A reposição de danos sofridos por usinas devido à fixação de preços pelo Instituto do Açúcar e do Álcool (IAA) no governo do então presidente José Sarney é objeto de diversas ações na Justiça que vão desde a primeira instância ao STJ, passando por decisões transitadas em julgado de tribunais regionais federais.
Estima-se que haja mais de 270 processos tramitando em todas as cinco regiões, com cifras que geralmente ultrapassam as centenas de milhões de reais em cada ação. Dentre os processos identificados pelo Departamento de Serviço Público da Procuradoria-Geral da União, pouco mais de 200 são relativos ao Tribunal Regional Federal da 1ª Região.
Cerca de 60 processos foram identificados como de especial relevância nos últimos anos e estão recebendo atenção prioritária da Coordenação-Geral de Atuação Estratégica (CGAEST) do departamento. Em valores não atualizados e referentes a diferentes datas, os danos materiais questionados pelas usinas somente nessas ações ultrapassam os R$ 32 bilhões.

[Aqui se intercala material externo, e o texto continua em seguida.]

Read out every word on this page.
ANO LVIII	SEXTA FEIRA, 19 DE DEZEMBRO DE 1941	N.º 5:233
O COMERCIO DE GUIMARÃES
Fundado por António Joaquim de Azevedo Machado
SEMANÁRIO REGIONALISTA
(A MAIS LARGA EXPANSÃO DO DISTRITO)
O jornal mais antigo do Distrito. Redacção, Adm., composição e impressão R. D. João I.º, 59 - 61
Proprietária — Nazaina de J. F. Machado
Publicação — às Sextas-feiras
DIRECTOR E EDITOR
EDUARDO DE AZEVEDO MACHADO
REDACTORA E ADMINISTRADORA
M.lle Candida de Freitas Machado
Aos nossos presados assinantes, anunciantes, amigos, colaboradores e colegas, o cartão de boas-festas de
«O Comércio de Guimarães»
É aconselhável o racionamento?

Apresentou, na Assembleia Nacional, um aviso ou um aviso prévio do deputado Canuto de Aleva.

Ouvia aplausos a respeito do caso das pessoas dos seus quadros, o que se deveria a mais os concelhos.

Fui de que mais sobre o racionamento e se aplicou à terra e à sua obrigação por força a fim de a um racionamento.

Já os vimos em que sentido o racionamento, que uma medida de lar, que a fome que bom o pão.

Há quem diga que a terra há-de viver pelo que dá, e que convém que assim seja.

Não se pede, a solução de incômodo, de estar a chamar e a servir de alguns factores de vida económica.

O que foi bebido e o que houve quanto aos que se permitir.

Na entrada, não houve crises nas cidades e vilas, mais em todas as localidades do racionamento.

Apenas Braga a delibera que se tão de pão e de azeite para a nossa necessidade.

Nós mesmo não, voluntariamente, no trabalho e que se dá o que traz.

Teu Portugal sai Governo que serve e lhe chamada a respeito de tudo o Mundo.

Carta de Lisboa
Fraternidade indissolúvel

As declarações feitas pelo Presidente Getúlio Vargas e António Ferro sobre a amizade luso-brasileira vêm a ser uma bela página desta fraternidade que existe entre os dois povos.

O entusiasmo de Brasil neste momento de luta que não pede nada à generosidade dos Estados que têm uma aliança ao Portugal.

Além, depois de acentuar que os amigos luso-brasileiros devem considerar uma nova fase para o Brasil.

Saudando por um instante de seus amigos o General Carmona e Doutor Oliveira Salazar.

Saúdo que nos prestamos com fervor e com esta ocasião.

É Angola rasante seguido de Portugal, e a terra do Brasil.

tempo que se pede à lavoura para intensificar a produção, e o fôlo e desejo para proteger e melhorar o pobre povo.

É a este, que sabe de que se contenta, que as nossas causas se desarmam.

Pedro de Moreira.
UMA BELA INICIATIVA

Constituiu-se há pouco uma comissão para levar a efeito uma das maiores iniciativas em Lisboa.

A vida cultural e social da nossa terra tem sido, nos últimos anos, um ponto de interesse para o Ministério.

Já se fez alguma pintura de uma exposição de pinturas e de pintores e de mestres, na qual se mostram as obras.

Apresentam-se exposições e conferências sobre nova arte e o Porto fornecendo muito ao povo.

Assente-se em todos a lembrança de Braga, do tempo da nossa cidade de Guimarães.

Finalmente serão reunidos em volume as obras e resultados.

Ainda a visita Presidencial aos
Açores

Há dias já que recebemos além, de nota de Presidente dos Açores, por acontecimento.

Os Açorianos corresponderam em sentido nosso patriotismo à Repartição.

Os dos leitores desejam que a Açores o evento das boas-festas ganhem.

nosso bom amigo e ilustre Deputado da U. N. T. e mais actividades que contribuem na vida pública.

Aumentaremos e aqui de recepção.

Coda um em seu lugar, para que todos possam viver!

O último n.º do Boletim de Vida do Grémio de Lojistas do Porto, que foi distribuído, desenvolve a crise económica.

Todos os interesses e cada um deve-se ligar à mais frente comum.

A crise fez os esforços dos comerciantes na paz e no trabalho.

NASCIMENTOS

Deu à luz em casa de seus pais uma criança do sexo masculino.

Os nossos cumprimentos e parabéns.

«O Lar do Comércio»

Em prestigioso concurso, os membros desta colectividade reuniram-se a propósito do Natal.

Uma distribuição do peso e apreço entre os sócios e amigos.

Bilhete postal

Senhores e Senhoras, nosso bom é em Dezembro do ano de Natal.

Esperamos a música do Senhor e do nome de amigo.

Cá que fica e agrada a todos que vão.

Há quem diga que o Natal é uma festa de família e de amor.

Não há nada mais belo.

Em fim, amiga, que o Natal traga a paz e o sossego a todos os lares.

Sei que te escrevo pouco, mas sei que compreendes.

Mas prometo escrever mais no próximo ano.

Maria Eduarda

No processo movido pela Copersucar contra a União, por exemplo, estão sendo cobrados R$ 16 bilhões. A ação gerou o precatório considerado maior da história do Brasil. Já o caso em que a usina Borborema Agro Industrial e outras empresas moveram contra a União envolvia R$ 6,5 bilhões em janeiro de 2004, antes de a ação se desmembrar em outras 25 cobranças. Em processo de falência, a empresa Laginha Agro Industrial pede a indenização de cerca de R$ 1,7 bilhão, atualizados em 2013.
Comprovação de prejuízo
A AGU defende que, para receber os valores, não basta as usinas apresentarem cálculo levando em conta o preço imposto pelo IAA e o custo de produção estipulado pela Fundação Getúlio Vargas (FGV) à época, como querem as usinas; é preciso que as empresas apresentem documentos contábeis que comprovem que tiveram algum prejuízo – entendimento que já foi acolhido pelo STJ.

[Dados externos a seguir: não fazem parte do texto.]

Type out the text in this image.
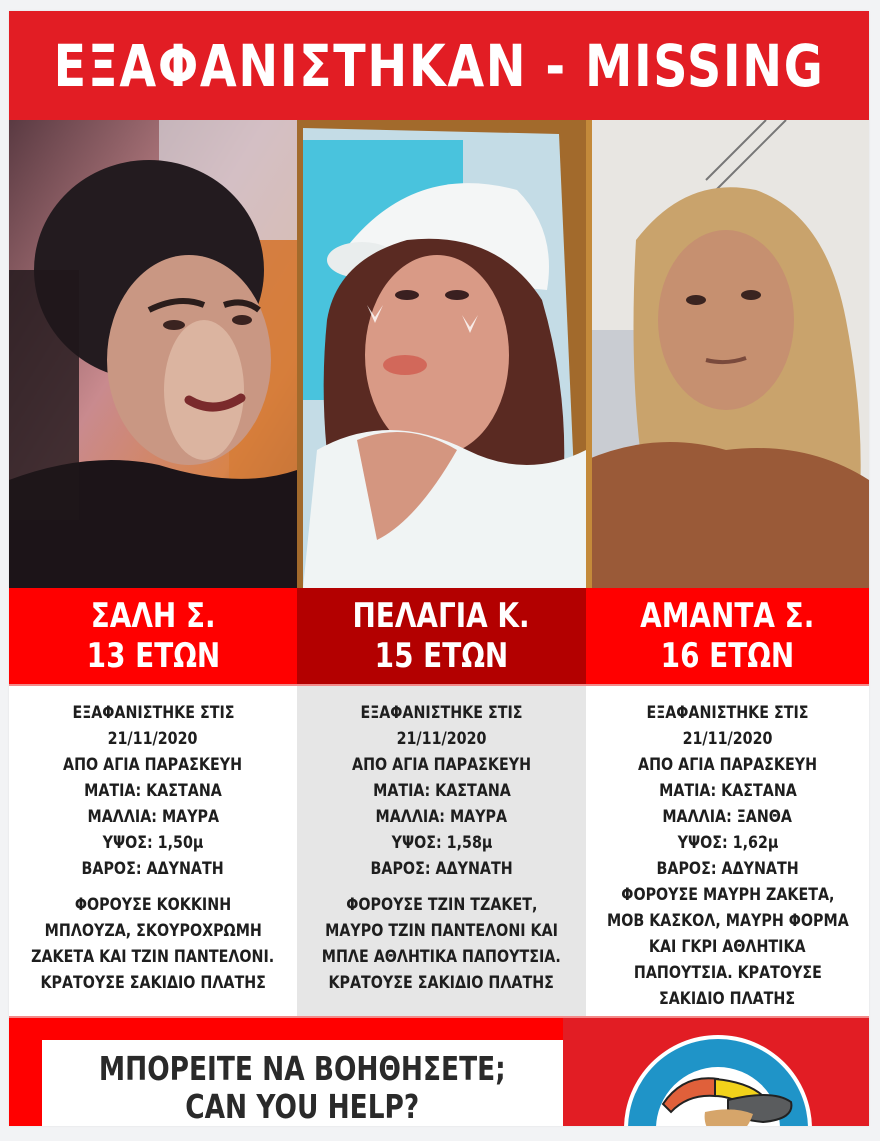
ΕΞΑΦΑΝΙΣΤΗΚΑΝ - MISSING
ΣΑΛΗ Σ.
13 ΕΤΩΝ
ΕΞΑΦΑΝΙΣΤΗΚΕ ΣΤΙΣ
21/11/2020
ΑΠΟ ΑΓΙΑ ΠΑΡΑΣΚΕΥΗ
ΜΑΤΙΑ: ΚΑΣΤΑΝΑ
ΜΑΛΛΙΑ: ΜΑΥΡΑ
ΥΨΟΣ: 1,50μ
ΒΑΡΟΣ: ΑΔΥΝΑΤΗ
ΦΟΡΟΥΣΕ ΚΟΚΚΙΝΗ
ΜΠΛΟΥΖΑ, ΣΚΟΥΡΟΧΡΩΜΗ
ΖΑΚΕΤΑ ΚΑΙ ΤΖΙΝ ΠΑΝΤΕΛΟΝΙ.
ΚΡΑΤΟΥΣΕ ΣΑΚΙΔΙΟ ΠΛΑΤΗΣ
ΠΕΛΑΓΙΑ Κ.
15 ΕΤΩΝ
ΕΞΑΦΑΝΙΣΤΗΚΕ ΣΤΙΣ
21/11/2020
ΑΠΟ ΑΓΙΑ ΠΑΡΑΣΚΕΥΗ
ΜΑΤΙΑ: ΚΑΣΤΑΝΑ
ΜΑΛΛΙΑ: ΜΑΥΡΑ
ΥΨΟΣ: 1,58μ
ΒΑΡΟΣ: ΑΔΥΝΑΤΗ
ΦΟΡΟΥΣΕ ΤΖΙΝ ΤΖΑΚΕΤ,
ΜΑΥΡΟ ΤΖΙΝ ΠΑΝΤΕΛΟΝΙ ΚΑΙ
ΜΠΛΕ ΑΘΛΗΤΙΚΑ ΠΑΠΟΥΤΣΙΑ.
ΚΡΑΤΟΥΣΕ ΣΑΚΙΔΙΟ ΠΛΑΤΗΣ
ΑΜΑΝΤΑ Σ.
16 ΕΤΩΝ
ΕΞΑΦΑΝΙΣΤΗΚΕ ΣΤΙΣ
21/11/2020
ΑΠΟ ΑΓΙΑ ΠΑΡΑΣΚΕΥΗ
ΜΑΤΙΑ: ΚΑΣΤΑΝΑ
ΜΑΛΛΙΑ: ΞΑΝΘΑ
ΥΨΟΣ: 1,62μ
ΒΑΡΟΣ: ΑΔΥΝΑΤΗ
ΦΟΡΟΥΣΕ ΜΑΥΡΗ ΖΑΚΕΤΑ,
ΜΟΒ ΚΑΣΚΟΛ, ΜΑΥΡΗ ΦΟΡΜΑ
ΚΑΙ ΓΚΡΙ ΑΘΛΗΤΙΚΑ
ΠΑΠΟΥΤΣΙΑ. ΚΡΑΤΟΥΣΕ
ΣΑΚΙΔΙΟ ΠΛΑΤΗΣ
ΜΠΟΡΕΙΤΕ ΝΑ ΒΟΗΘΗΣΕΤΕ;
CAN YOU HELP?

E foi com base nele que o ministro Sérgio Kukina suspendeu provisoriamente os efeitos de acórdão da 5ª Turma do Tribunal Regional Federal da 1ª Região que havia determinado a execução do julgado favorável à Sociedade Brasileira Refinadora de Açúcar. Ele acolheu os argumentos da AGU de que a decisão do TRF-1 não respeitou o acórdão do STJ, que vem sendo utilizado como jurisprudência.
"O título exequendo, mesmo contando com perícia então realizada na fase de conhecimento, em nenhum momento definiu o valor do principal devido à usina interessada", observou o magistrado em trecho da decisão.
Atuando no maior número de ações relativas ao assunto, a Procuradoria-Regional da União da 1ª Região também reverteu danos ao erário em ação rescisória que impediu o repasse de R$ 314,5 milhões à Usina Bom Jesus. Com base na mesma fundamentação e argumentando o impedimento de dois desembargadores que participaram de outras fases da ação, a AGU obteve liminar favorável junto ao TRF1, que vinha adotando interpretação contrária à União.
Advogado da União que faz parte da CGAEST da PRU1, Fábio Esteves Veiga Rua explica que o processo se originou de uma ação encabeçada pela usina Borborema Agro Industrial que se desmembrou em 25 pedidos de indenização diferentes, com cada empresa atuando no polo ativo. "Essa estratosférica quantia de R$ 314 milhões foi obtida mediante a mera atualização da perícia realizada no processo de conhecimento", disse, lembrando que o montante estava prestes a ser pago à usina.
Risco
Fábio Esteves alerta que um dos principais problemas envolvendo os processos do setor é o risco de as usinas não conseguirem devolver os recursos após a execução, uma vez que muitas se encontram em situação econômica ruim. "A União acredita que a decisão nessa ação rescisória seja um marco para que ocorra uma mudança na perspectiva dos julgadores, afim de que seja efetivamente aplicada a tese do recurso julgado pelo STJ e que não ocorra mais qualquer tipo de interpretação dúbia ou equivocada da corte regional", completa.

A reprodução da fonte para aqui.